Financial & competing interests disclosure

The authors have no relevant affiliations or financial involvement with any organization or entity with a financial interest in or financial conflict with the subject matter or materials discussed in the manuscript. This includes employment, consultancies, honoraria, stock ownership or options, expert testimony, grants or patents received or pending, or royalties.

The authors thank Christina Ioannidis for critically reading the manuscript.

Key issues

  • • Regardless of recent advances, the precise pathomechanisms in chronic nonbacterial osteomyelitis (CNO)/chronic recurrent multifocal osetomyelitis (CRMO) remain unknown.

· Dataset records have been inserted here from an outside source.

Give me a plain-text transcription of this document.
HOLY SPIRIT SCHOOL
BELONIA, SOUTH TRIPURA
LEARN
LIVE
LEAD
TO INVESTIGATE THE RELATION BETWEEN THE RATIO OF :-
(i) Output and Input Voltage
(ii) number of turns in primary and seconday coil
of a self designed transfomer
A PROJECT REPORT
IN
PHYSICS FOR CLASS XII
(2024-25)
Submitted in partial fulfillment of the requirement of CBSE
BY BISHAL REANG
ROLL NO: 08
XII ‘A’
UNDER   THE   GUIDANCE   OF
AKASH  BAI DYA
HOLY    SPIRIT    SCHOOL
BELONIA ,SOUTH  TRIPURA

  • • The failure to produce IL-10 is a hallmark of monocytes from CNO/CRMO patients and offers a putative pathomechanism that warrants future research.

  • • Risk alleles and/or disease-causing mutations are highly likely but remain to be determined.

  • • The role of associated IL-10 promoter polymorphisms with CNO/CRMO needs to be established.

  • • Therapy is empiric, and broadly accepted treatment recommendations do not exist.

  • • At this point, biomarkers or clinical scoring systems measuring disease activity, predicting flares and/or disease outcome are missing.

  • • Predictors for the response or failure of NSAIDs and other treatment options need to be determined.